There’s a sense of déjà vu in the world of Hong Kong warrants. For the first time since an exodus a decade ago, banks and securities houses are dipping their toes back into the $2 billion-a-day market.
Entrants including Morgan Stanley and Citigroup are braving the narrowest of spreads as they return to a listed structured products market, jam-packed with high-frequency predators hunting for arbitrage opportunities.
Their return begs a question: what happens if we see a repeat of the 2007–08 equity slump that sent investors – and eventually issuers – fleeing for the exits last time round?
The current state of Asian equity markets has drawn parallels with the financial crisis era. If history is any guide, how the events unfolded back then should be at the forefront of warrant issuers’ minds given an uncertain market outlook amid escalating trade tensions between the US and China.

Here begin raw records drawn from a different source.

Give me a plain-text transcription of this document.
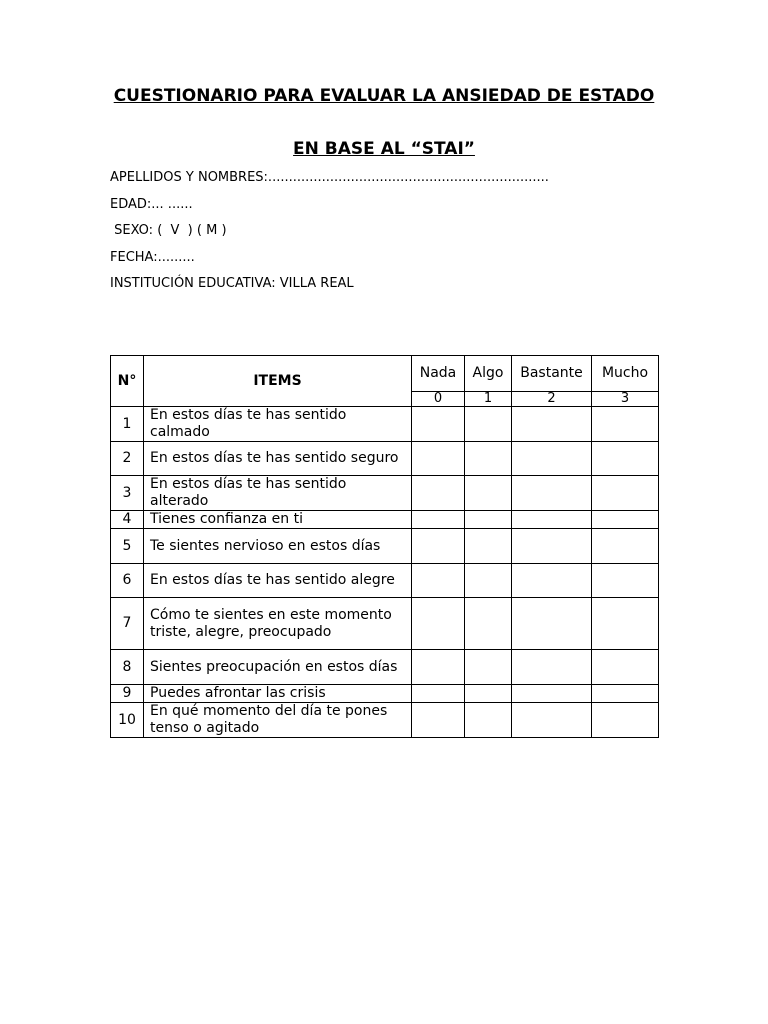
CUESTIONARIO PARA EVALUAR LA ANSIEDAD DE ESTADO
EN BASE AL “STAI”
APELLIDOS Y NOMBRES:....................................................................
EDAD:... ......
SEXO: (  V  ) ( M )
FECHA:.........
INSTITUCIÓN EDUCATIVA: VILLA REAL
N°	ITEMS	Nada	Algo	Bastante	Mucho
		0	1	2	3
1	En estos días te has sentido calmado				
2	En estos días te has sentido seguro				
3	En estos días te has sentido alterado				
4	Tienes confianza en ti				
5	Te sientes nervioso en estos días				
6	En estos días te has sentido alegre				
7	Cómo te sientes en este momento triste, alegre, preocupado				
8	Sientes preocupación en estos días				
9	Puedes afrontar las crisis				
10	En qué momento del día te pones tenso o agitado				
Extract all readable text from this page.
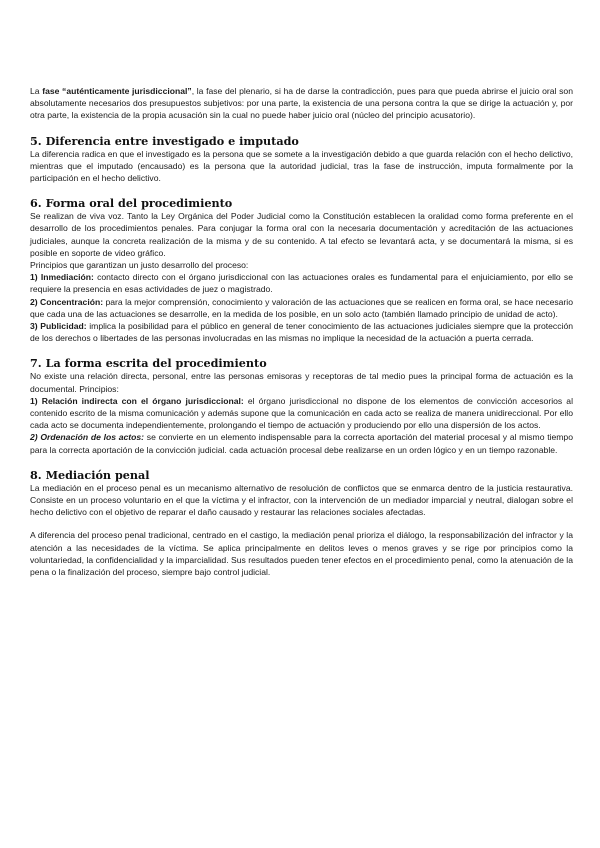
La fase “auténticamente jurisdiccional”, la fase del plenario, si ha de darse la contradicción, pues para que pueda abrirse el juicio oral son absolutamente necesarios dos presupuestos subjetivos: por una parte, la existencia de una persona contra la que se dirige la actuación y, por otra parte, la existencia de la propia acusación sin la cual no puede haber juicio oral (núcleo del principio acusatorio).

5. Diferencia entre investigado e imputado

La diferencia radica en que el investigado es la persona que se somete a la investigación debido a que guarda relación con el hecho delictivo, mientras que el imputado (encausado) es la persona que la autoridad judicial, tras la fase de instrucción, imputa formalmente por la participación en el hecho delictivo.

6. Forma oral del procedimiento

Se realizan de viva voz. Tanto la Ley Orgánica del Poder Judicial como la Constitución establecen la oralidad como forma preferente en el desarrollo de los procedimientos penales. Para conjugar la forma oral con la necesaria documentación y acreditación de las actuaciones judiciales, aunque la concreta realización de la misma y de su contenido. A tal efecto se levantará acta, y se documentará la misma, si es posible en soporte de video gráfico.

Principios que garantizan un justo desarrollo del proceso:

1) Inmediación: contacto directo con el órgano jurisdiccional con las actuaciones orales es fundamental para el enjuiciamiento, por ello se requiere la presencia en esas actividades de juez o magistrado.

2) Concentración: para la mejor comprensión, conocimiento y valoración de las actuaciones que se realicen en forma oral, se hace necesario que cada una de las actuaciones se desarrolle, en la medida de los posible, en un solo acto (también llamado principio de unidad de acto).

3) Publicidad: implica la posibilidad para el público en general de tener conocimiento de las actuaciones judiciales siempre que la protección de los derechos o libertades de las personas involucradas en las mismas no implique la necesidad de la actuación a puerta cerrada.

7. La forma escrita del procedimiento

No existe una relación directa, personal, entre las personas emisoras y receptoras de tal medio pues la principal forma de actuación es la documental. Principios:

1) Relación indirecta con el órgano jurisdiccional: el órgano jurisdiccional no dispone de los elementos de convicción accesorios al contenido escrito de la misma comunicación y además supone que la comunicación en cada acto se realiza de manera unidireccional. Por ello cada acto se documenta independientemente, prolongando el tiempo de actuación y produciendo por ello una dispersión de los actos.

2) Ordenación de los actos: se convierte en un elemento indispensable para la correcta aportación del material procesal y al mismo tiempo para la correcta aportación de la convicción judicial. cada actuación procesal debe realizarse en un orden lógico y en un tiempo razonable.

8. Mediación penal

La mediación en el proceso penal es un mecanismo alternativo de resolución de conflictos que se enmarca dentro de la justicia restaurativa. Consiste en un proceso voluntario en el que la víctima y el infractor, con la intervención de un mediador imparcial y neutral, dialogan sobre el hecho delictivo con el objetivo de reparar el daño causado y restaurar las relaciones sociales afectadas.

A diferencia del proceso penal tradicional, centrado en el castigo, la mediación penal prioriza el diálogo, la responsabilización del infractor y la atención a las necesidades de la víctima. Se aplica principalmente en delitos leves o menos graves y se rige por principios como la voluntariedad, la confidencialidad y la imparcialidad. Sus resultados pueden tener efectos en el procedimiento penal, como la atenuación de la pena o la finalización del proceso, siempre bajo control judicial.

In the years leading up to the financial crisis, retail investors piled into the highly leveraged investments as a bet on a seemingly never-ending bull run. By 2007, there were 20 active issuers in the market. Three years later, after equity markets crashed and investors fled in their droves, the number of issuers almost halved.
Those taking the plunge again say it’s different this time round. They point to new defences in the form of a broader array of products listed on the Hong Kong Stock Exchange compared with a decade ago.
While warrants are built for bullish sentiment, new-found structural diversity means investors can express views in any and all market conditions – in bull markets, in bear markets and in range-bound markets.
If history is any guide, how the events unfolded back then should be at the forefront of warrant issuers’ minds given an uncertain market outlook amid escalating trade tensions between the US and China
In July, so-called inline warrants will become available for the first time on HKEX. Similar to a digital option, the instruments offer investors the opportunity to benefit from the stability of the index. Investors receive a fixed amount at expiry if the price of the underlying instrument has not breached a specified corridor during the contract’s term.
Investors can also now be compensated for any loss in warrants revenue through callable bull and bear certificates. Unlike warrants, CBBC prices are not affected by movements in implied volatility. Last year’s sell-off on the Hang Seng Index is a case in point.
Roughly HK$4.5 trillion ($576 billion) in market capitalisation was wiped from the HSI over the course of 2018 as the index shed 13% – its worst performance in seven years. Despite a wretched year for Hong Kong stocks, the average daily turnover of CBBCs increased to $7.5 billion, up from $4.8 billion in 2017.
Product diversity may be helpful in preventing an investor stampede at the first time of trouble, but it does not guard against other dangers.
Compared with warrants markets in Europe or the US, Hong Kong is notorious for its paper-thin spreads, often quoted as tight as one tick. As a result, it has become a playground for high-frequency trading firms scouting for every arbitrage opportunity available. In this ‘seller beware’ market, issuers must be on their guard at all times and need to develop sophisticated, low latency in-house trading systems.
Providing that investment is forthcoming, it could be possible for the new entrants to build a profitable and sustainable listed product franchise, whatever direction the stock market heads in next.
This time it really is different. But then again, it probably was last time too.